You really should hit Vidalia- the new spring menu is to die for.
Central is excellent as is Komi.
For ethiopian go to Etee or Dukem.
Go to CO kitchen for brunch, skip it for dinner.
If you have a car get out to old town and go to restaurant Eve or 2941 instead of either Komi or Vidalia for an expensive meal.
I don't think there are any *concensus* restaurants in DC. I've seen dissenting opinions on just about every place you mention.

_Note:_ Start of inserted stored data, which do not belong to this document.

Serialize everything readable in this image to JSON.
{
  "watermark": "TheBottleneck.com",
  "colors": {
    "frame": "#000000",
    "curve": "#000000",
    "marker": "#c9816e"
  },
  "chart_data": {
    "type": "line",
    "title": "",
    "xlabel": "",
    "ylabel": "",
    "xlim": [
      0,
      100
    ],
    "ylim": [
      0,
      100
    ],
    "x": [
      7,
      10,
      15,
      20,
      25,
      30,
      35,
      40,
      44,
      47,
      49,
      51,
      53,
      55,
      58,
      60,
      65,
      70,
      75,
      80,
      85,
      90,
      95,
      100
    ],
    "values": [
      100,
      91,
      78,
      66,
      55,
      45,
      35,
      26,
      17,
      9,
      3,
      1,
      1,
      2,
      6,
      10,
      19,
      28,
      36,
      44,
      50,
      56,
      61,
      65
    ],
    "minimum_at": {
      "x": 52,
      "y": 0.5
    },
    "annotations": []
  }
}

You can definitely get dinner at the Colorado Kitchen. They have a Sunday bruch that is good, but it's also quite often mobbed. The dinner menu changes weekly, but duds are few and far between. I would point you to a favorite, but I get something different almost every time I'm there. Fried and pan-roasted foods are almost always excellent. Be aware that they are closed a couple days (IIRC, Monday & Tuesday).
Palena has a casual cafe in the front that is inexpensive, so you needn't rule it out on the basis of expense.